Abstract

Three phases of transgression have been identified in the Middle to Late Pleistocene sedimentary succession in the Bohai Sea, northern China, which is considered to be key information for understanding environmental evolution and marine-terrestrial interaction in the East Asia. However, the timing of these transgressions still remains controversial. In this study, luminescence dating was performed on a core drilled in the North Bohai Coast to establish a reliable chronological framework of the transgression-regression cycles. After validating the applicability of luminescence dating for the Bohai sediments, quartz optically stimulated luminescence (OSL) and K-feldspar post-infrared (IR) IRSL (pIRIR) signals with elevated temperatures at 150, 225 and 290 °C were employed for dating the sediment core.
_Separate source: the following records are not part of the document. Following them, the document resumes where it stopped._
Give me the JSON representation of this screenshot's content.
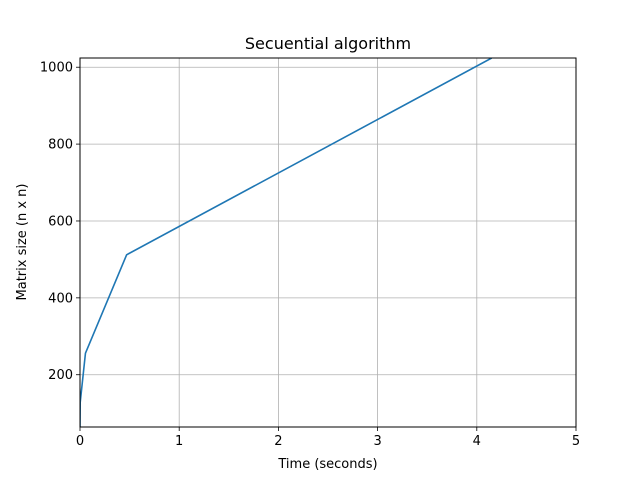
{
  "chart_data": {
    "type": "line",
    "title": "Secuential algorithm",
    "xlabel": "Time (seconds)",
    "ylabel": "Matrix size (n x n)",
    "xlim": [
      0,
      5
    ],
    "ylim": [
      64,
      1024
    ],
    "xticks": [
      0,
      1,
      2,
      3,
      4,
      5
    ],
    "yticks": [
      200,
      400,
      600,
      800,
      1000
    ],
    "grid": true,
    "line_color": "#1f77b4",
    "series": [
      {
        "x": [
          0.0,
          0.002,
          0.055,
          0.47,
          4.15
        ],
        "y": [
          64,
          128,
          256,
          512,
          1024
        ]
      }
    ]
  }
}
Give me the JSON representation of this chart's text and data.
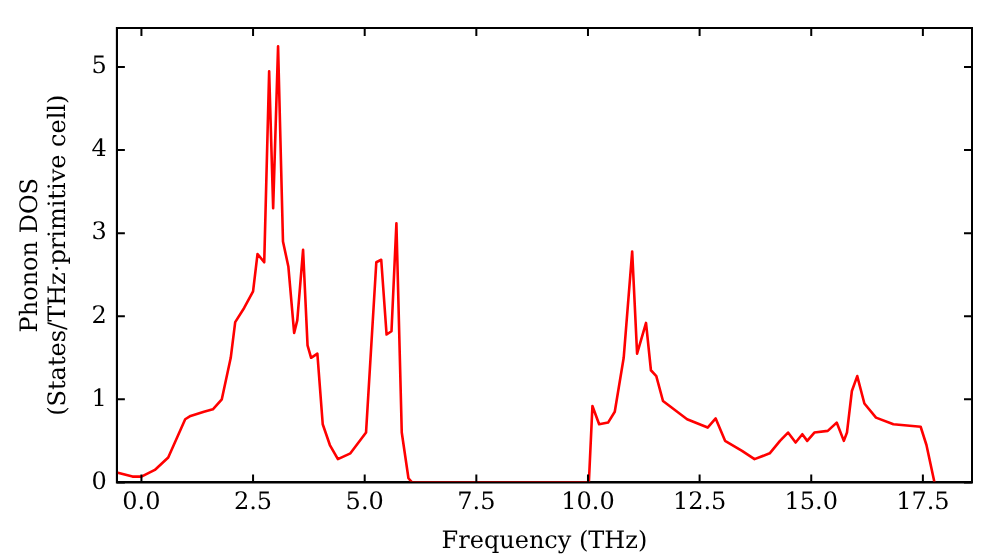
{
  "chart_data": {
    "type": "line",
    "xlabel": "Frequency (THz)",
    "ylabel": "Phonon DOS\n(States/THz·primitive cell)",
    "xlim": [
      -0.55,
      18.6
    ],
    "ylim": [
      0,
      5.47
    ],
    "xticks": [
      {
        "value": 0,
        "label": "0.0"
      },
      {
        "value": 2.5,
        "label": "2.5"
      },
      {
        "value": 5,
        "label": "5.0"
      },
      {
        "value": 7.5,
        "label": "7.5"
      },
      {
        "value": 10,
        "label": "10.0"
      },
      {
        "value": 12.5,
        "label": "12.5"
      },
      {
        "value": 15,
        "label": "15.0"
      },
      {
        "value": 17.5,
        "label": "17.5"
      }
    ],
    "yticks": [
      0,
      1,
      2,
      3,
      4,
      5
    ],
    "grid": false,
    "legend": false,
    "marker": "none",
    "line_style": "solid",
    "series": [
      {
        "color": "#ff0000",
        "x": [
          -0.55,
          -0.2,
          0.0,
          0.3,
          0.6,
          0.98,
          1.1,
          1.4,
          1.6,
          1.8,
          2.0,
          2.1,
          2.3,
          2.5,
          2.6,
          2.75,
          2.86,
          2.95,
          3.06,
          3.17,
          3.29,
          3.42,
          3.49,
          3.62,
          3.72,
          3.8,
          3.94,
          4.06,
          4.22,
          4.4,
          4.68,
          5.03,
          5.26,
          5.37,
          5.49,
          5.6,
          5.71,
          5.83,
          5.98,
          6.06,
          10.02,
          10.1,
          10.25,
          10.45,
          10.6,
          10.8,
          10.99,
          11.1,
          11.3,
          11.41,
          11.53,
          11.68,
          12.22,
          12.68,
          12.86,
          13.07,
          13.45,
          13.73,
          14.07,
          14.3,
          14.48,
          14.65,
          14.8,
          14.91,
          15.07,
          15.37,
          15.57,
          15.73,
          15.8,
          15.91,
          16.03,
          16.19,
          16.45,
          16.84,
          17.45,
          17.58,
          17.76
        ],
        "values": [
          0.12,
          0.07,
          0.07,
          0.15,
          0.3,
          0.76,
          0.8,
          0.85,
          0.88,
          1.0,
          1.5,
          1.93,
          2.1,
          2.3,
          2.75,
          2.65,
          4.95,
          3.3,
          5.25,
          2.9,
          2.6,
          1.8,
          1.95,
          2.8,
          1.65,
          1.5,
          1.55,
          0.7,
          0.45,
          0.28,
          0.35,
          0.6,
          2.65,
          2.68,
          1.78,
          1.82,
          3.12,
          0.6,
          0.05,
          0,
          0,
          0.92,
          0.7,
          0.72,
          0.85,
          1.5,
          2.78,
          1.55,
          1.92,
          1.35,
          1.28,
          0.98,
          0.76,
          0.66,
          0.77,
          0.5,
          0.38,
          0.28,
          0.35,
          0.5,
          0.6,
          0.48,
          0.58,
          0.5,
          0.6,
          0.62,
          0.72,
          0.5,
          0.6,
          1.1,
          1.28,
          0.95,
          0.78,
          0.7,
          0.67,
          0.45,
          0
        ]
      }
    ]
  }
}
The quartz OSL signal used for the upper 25 m of the sediment core was well-bleached, yielding finite ages within ca. 50 ka, whilst the K-feldspar pIRIR225 signal was also well-bleached for the Pleistocene samples with an extended dating limit to ca. 300 ka. The luminescence ages of ca. 200 ka and ca. 7.0–0.2 ka indicated that the lowermost and uppermost of three transgression units likely represent sea-level highstand during Marine Isotope Stages (MIS) 7 and 1, respectively, which were also evidenced by the consistency between the reconstructed palaeo-topography elevation and the contemporaneous global mean sea-level. Our luminescence ages of the second transgressive unit suggest it has a MIS 3 origin, being consistent with previous studies, but this appears to be unlikely as the level of the unit is significantly above the interstadial sea-level in the MIS 3. Further high-resolution luminescence dating of the second transgression is thus required.